My parents’ hope for a better life for their children meant that they could live in a society where their grandchildren would never even fathom the ugly face of apartheid, that their children could realize their potential without any social or political obstacles. My own children’s knowledge of apartheid will derive from the history of their grandparents’ lips. They will never appreciate what apartheid meant because the concept of dividing people according to their racial makeup will be as foreign and insidious to them as the holocaust and slavery is to me. This is the hope that Mandela had for all of us, and one we must continue to honour for those who still struggle in the face of social injustice. As Mandela so poignantly wrote, “the purpose of freedom is to create it for others.”

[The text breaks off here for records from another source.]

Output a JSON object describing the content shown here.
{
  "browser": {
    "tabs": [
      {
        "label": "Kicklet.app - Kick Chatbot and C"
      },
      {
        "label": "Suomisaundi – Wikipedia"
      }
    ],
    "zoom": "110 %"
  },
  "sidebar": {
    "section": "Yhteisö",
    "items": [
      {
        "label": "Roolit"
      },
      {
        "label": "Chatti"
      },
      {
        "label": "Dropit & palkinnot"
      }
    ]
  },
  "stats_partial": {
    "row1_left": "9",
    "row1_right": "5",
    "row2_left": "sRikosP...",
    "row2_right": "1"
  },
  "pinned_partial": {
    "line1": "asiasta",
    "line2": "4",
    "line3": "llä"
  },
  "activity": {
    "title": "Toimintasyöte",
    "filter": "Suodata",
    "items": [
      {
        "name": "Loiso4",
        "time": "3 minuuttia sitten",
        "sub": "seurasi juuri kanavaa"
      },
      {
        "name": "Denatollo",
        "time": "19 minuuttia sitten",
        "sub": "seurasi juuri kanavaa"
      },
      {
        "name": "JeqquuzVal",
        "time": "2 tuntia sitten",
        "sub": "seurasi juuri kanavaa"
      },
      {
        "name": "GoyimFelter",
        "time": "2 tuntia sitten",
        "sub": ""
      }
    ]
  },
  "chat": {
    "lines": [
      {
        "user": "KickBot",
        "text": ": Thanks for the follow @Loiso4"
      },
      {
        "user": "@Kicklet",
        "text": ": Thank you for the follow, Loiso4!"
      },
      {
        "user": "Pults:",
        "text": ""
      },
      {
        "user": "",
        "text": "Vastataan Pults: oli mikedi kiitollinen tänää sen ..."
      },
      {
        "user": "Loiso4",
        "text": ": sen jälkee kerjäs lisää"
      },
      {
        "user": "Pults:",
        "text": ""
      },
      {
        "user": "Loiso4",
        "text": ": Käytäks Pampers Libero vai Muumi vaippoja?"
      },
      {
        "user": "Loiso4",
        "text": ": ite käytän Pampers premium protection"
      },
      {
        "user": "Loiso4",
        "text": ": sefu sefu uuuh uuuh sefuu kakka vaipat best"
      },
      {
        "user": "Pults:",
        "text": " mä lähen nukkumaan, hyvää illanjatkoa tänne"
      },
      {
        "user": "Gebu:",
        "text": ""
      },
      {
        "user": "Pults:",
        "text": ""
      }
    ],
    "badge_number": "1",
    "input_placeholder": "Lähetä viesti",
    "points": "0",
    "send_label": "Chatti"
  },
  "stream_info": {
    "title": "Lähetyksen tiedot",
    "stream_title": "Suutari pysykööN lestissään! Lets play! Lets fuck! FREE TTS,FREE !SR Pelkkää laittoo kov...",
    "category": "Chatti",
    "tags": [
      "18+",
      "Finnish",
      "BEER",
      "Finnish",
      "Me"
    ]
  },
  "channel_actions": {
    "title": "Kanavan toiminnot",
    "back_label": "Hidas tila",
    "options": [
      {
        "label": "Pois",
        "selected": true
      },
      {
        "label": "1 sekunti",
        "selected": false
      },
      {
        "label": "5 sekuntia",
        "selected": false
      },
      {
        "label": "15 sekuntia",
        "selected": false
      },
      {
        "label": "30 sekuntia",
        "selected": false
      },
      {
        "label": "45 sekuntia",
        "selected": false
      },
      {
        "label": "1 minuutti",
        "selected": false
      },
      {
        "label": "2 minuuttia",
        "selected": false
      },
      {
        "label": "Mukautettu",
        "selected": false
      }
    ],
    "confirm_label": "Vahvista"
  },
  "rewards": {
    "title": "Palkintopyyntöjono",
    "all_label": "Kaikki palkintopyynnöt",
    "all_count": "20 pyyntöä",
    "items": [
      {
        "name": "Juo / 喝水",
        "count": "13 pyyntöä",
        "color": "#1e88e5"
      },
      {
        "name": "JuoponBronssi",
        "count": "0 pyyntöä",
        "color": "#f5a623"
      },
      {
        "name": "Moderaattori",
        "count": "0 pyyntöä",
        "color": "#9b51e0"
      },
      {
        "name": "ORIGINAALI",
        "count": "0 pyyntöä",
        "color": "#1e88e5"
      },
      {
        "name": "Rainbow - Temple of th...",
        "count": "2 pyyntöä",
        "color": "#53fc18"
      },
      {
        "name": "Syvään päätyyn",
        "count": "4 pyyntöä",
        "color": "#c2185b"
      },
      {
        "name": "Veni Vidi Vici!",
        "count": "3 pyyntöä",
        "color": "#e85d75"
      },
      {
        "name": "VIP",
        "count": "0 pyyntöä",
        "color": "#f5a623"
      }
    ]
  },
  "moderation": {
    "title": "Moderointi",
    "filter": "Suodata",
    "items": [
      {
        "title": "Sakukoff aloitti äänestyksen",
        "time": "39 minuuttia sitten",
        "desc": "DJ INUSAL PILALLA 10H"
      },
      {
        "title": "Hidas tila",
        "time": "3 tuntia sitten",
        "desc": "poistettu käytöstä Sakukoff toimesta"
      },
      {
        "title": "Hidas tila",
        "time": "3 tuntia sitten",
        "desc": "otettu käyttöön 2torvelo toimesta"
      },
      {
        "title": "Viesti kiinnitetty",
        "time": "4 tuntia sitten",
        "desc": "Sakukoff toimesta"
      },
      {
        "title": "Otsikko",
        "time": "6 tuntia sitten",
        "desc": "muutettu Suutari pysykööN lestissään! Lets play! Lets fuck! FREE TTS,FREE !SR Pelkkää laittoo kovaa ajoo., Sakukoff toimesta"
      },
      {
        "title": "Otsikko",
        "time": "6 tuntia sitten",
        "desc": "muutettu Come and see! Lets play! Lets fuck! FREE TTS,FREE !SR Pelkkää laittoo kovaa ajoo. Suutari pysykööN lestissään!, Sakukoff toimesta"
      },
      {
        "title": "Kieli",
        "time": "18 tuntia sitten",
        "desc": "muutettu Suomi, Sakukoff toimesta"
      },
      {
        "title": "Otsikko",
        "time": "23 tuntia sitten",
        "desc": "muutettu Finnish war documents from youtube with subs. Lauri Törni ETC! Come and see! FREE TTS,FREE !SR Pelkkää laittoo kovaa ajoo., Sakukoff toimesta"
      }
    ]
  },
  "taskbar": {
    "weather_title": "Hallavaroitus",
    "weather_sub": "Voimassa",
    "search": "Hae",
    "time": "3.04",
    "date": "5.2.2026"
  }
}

It is hard to imagine that a young boy from a remote village in South Africa would grow up to lead a nation, to become the most revered figure of the twentieth century and to leave an indelible mark on mankind. Would that little boy in Qunu have known that millions of people around the world would tweet about his passing, that countries would declare national days of mourning, that foreign dignitaries would travel to his remote village to bear their final respects to such a great figure? I am only one individual, but I owe a deep gratitude to Madiba for bringing freedom and democracy to my country, and to enable me to achieve the destiny I was intended for.